Of course, the biggest change to “normal” combat we encountered was in Undimensioned and Unseen, with the Brood of Yog-Sothoth, who could only be attacked using the in-scenario card Esoteric Formula
I’m still in 2 minds about the Esoteric Formula – obviously it makes sense that something as large as a Brood of Yog-Sothoth should take more than just knife-work to bring down, and I liked the idea that clues could be used to aid you in the fight.
My problem with this scenario was the fact that everyone had to use Willpower to fight it – generally speaking in this game, different investigators have different strengths: most of the time, there are ways around things – fight with strength, use spells to fight with willpower, evade using agility, or simply focus on clue-gathering, whilst your teammates take care of combat. The fact that this scenario didn’t have an alternative win condition, and didn’t have a way for investigators to substitute a different skill made it feel a bit annoying.
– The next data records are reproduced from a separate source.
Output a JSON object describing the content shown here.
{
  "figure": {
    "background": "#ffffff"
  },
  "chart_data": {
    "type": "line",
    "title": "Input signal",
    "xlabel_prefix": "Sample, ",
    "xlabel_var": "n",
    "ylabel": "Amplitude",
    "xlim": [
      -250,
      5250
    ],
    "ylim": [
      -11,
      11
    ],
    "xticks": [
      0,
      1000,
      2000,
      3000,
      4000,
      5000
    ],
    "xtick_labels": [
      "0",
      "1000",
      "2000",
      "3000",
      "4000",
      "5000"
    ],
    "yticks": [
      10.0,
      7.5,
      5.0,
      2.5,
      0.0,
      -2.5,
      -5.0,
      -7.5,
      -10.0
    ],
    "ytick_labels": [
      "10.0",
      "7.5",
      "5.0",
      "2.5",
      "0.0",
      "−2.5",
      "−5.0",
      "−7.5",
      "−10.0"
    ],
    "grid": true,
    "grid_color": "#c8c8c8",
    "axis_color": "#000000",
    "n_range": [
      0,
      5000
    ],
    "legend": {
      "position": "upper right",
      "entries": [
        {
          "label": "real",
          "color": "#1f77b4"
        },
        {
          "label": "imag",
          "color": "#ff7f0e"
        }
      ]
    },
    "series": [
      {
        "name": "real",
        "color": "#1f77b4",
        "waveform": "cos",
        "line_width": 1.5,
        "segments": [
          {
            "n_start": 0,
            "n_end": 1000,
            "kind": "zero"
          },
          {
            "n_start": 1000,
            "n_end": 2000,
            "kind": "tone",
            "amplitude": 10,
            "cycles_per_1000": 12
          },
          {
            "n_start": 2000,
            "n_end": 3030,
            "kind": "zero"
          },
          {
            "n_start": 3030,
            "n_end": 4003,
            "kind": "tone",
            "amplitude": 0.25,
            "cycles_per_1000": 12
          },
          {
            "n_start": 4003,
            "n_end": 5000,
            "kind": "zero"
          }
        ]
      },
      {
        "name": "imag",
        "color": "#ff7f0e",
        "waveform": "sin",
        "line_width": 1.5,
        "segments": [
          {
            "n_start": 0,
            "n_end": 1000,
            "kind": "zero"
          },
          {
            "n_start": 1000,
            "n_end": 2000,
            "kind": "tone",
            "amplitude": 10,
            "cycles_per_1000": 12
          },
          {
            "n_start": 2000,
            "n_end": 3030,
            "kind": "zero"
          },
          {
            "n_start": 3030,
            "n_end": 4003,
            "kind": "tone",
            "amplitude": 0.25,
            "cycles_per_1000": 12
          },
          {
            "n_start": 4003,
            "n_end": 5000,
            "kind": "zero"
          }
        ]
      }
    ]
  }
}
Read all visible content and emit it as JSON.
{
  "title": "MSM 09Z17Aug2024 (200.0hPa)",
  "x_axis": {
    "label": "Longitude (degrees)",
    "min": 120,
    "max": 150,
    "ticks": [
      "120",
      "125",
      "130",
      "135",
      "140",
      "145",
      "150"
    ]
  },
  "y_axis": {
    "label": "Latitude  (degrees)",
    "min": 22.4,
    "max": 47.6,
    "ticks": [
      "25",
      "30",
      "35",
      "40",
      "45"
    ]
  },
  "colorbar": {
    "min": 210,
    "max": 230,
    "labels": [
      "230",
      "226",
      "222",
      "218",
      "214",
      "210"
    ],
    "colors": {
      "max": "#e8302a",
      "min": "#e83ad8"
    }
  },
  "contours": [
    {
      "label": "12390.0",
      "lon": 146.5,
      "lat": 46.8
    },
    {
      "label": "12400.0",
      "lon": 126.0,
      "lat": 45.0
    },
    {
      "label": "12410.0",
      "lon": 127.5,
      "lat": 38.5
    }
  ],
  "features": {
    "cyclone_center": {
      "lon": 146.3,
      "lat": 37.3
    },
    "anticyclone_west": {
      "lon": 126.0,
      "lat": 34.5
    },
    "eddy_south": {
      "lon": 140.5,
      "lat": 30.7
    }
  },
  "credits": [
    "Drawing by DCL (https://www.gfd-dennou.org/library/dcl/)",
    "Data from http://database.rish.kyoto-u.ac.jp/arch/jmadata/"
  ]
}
The last scenario, of course, was Lost in Time and Space, and if you were particularly unlucky, you might have found yourself facing Yog-Sothoth itself. Whilst this was more-or-less inevitable, given how the scenarios up-to-now had gone, I was glad that this didn’t just turn into a boss fight: even in the slightly pulpier world of Arkham Horror files, a chef with a Machete and an ex-con with a tommy gun are not supposed to be able to just knock over an ancient one. If anything, I was surprised at how plausible it might to fight him, with careful use of boosts, weapons etc, but I was glad to see that he could not be evaded, and was going to do a massive 5 Horror each time he attacked. Ultimately, it’s entirely fitting for an Arkham Campaign that the way you “win” is by finding your way back home and sealing the gate long before you ever catch sight of Yog-Sothoth.
What’s on the Cards for us?
As well as having dramatically expanded the range of what was available for the players to confront, the Dunwich Legacy campaign has also given us a load more player cards, particularly cards at the higher experience levels. I wrote an article for Mythos Busters back in the autumn of last year, lamenting how few opportunities there were to really level up into the powerful options, and how a secondary class might as well be a primary one, given how few cards were out of scope.
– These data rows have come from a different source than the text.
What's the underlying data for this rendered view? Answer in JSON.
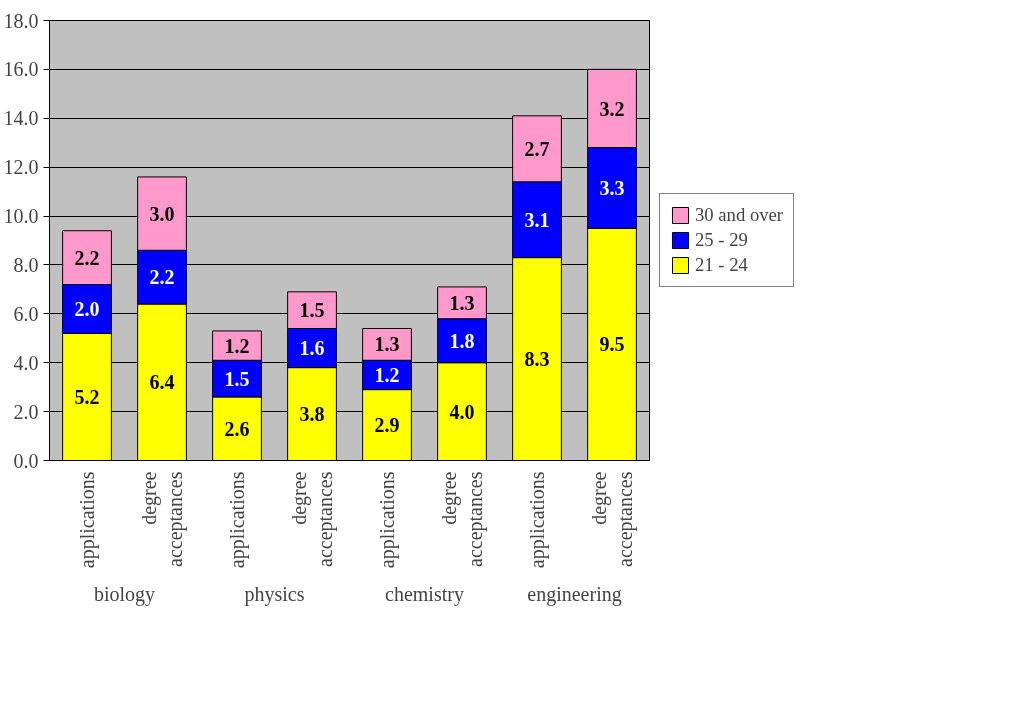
{
  "chart_data": {
    "type": "bar",
    "stacked": true,
    "categories": [
      "applications",
      "degree acceptances",
      "applications",
      "degree acceptances",
      "applications",
      "degree acceptances",
      "applications",
      "degree acceptances"
    ],
    "series": [
      {
        "name": "21 - 24",
        "color": "#ffff00",
        "values": [
          5.2,
          6.4,
          2.6,
          3.8,
          2.9,
          4.0,
          8.3,
          9.5
        ],
        "value_labels": [
          "5.2",
          "6.4",
          "2.6",
          "3.8",
          "2.9",
          "4.0",
          "8.3",
          "9.5"
        ]
      },
      {
        "name": "25 - 29",
        "color": "#0000ff",
        "values": [
          2.0,
          2.2,
          1.5,
          1.6,
          1.2,
          1.8,
          3.1,
          3.3
        ],
        "value_labels": [
          "2.0",
          "2.2",
          "1.5",
          "1.6",
          "1.2",
          "1.8",
          "3.1",
          "3.3"
        ]
      },
      {
        "name": "30 and over",
        "color": "#ff99cc",
        "values": [
          2.2,
          3.0,
          1.2,
          1.5,
          1.3,
          1.3,
          2.7,
          3.2
        ],
        "value_labels": [
          "2.2",
          "3.0",
          "1.2",
          "1.5",
          "1.3",
          "1.3",
          "2.7",
          "3.2"
        ]
      }
    ],
    "annotations": [
      "biology",
      "physics",
      "chemistry",
      "engineering"
    ],
    "ylim": [
      0,
      18
    ],
    "yticks": [
      {
        "value": 0,
        "label": "0.0"
      },
      {
        "value": 2,
        "label": "2.0"
      },
      {
        "value": 4,
        "label": "4.0"
      },
      {
        "value": 6,
        "label": "6.0"
      },
      {
        "value": 8,
        "label": "8.0"
      },
      {
        "value": 10,
        "label": "10.0"
      },
      {
        "value": 12,
        "label": "12.0"
      },
      {
        "value": 14,
        "label": "14.0"
      },
      {
        "value": 16,
        "label": "16.0"
      },
      {
        "value": 18,
        "label": "18.0"
      }
    ],
    "grid": "y",
    "legend": "right"
  }
}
Since then, things have improved massively, and probably at the time they needed to, when we actually have the XP to spend: XP is a bit harder to come by in Dunwich Legacy than it was in Night of the Zealot, but you’ll still chalk up a fair amount over the course of the campaign, and there’s plenty of choice on what to do.
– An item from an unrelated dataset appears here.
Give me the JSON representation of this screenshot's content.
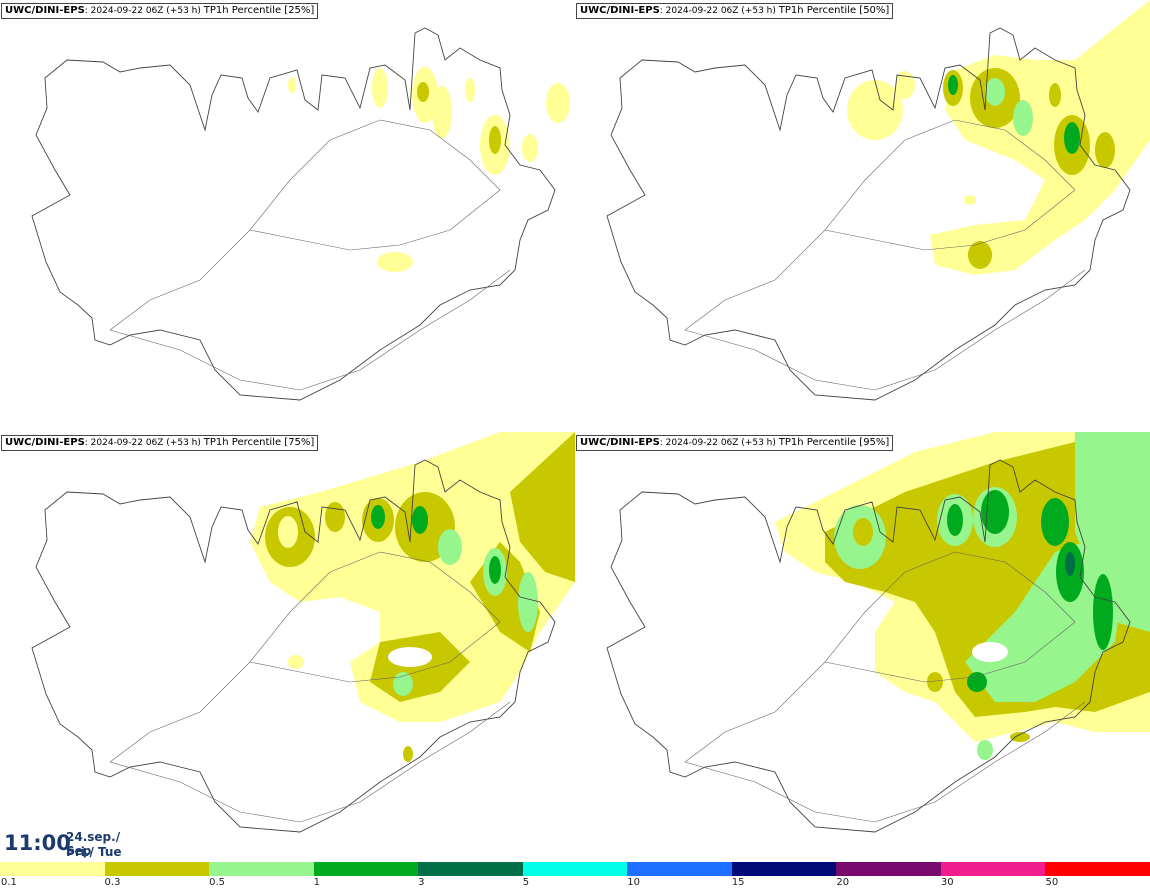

The introduction of permanent cards like Charisma, or the skill-boosting talents allow you to really focus the direction of your deck, but even without them, there are plenty of choices to make between powerful bomb effects like a Pocket Watch or Lightning Gun, and basic efficiency upgrades like simply taking the better version of a card.
I’ve never been the world’s greatest deck-builder, and the more the card pool expands, the more I’m sure I’ll find myself floundering with the best route to take. That said, the fact that we’ve reached the end of a full cycle and my wife is still choosing her own deck upgrades (in 6 years she has never built her own LotR deck) is another great testament to how well this game has been put together.
That’s about all I wanted to say on the Dunwich Legacy. A good mysterious cultists and forces which should not be tampered with story to get us started, with a few 1920s mobsters thrown in for good measure. From the little we know about the next cycle, Path to Carcosa, it looks like we could have a very different feel, something more psychological, where the danger is in your own mind, just as much as in the cultist’s knife.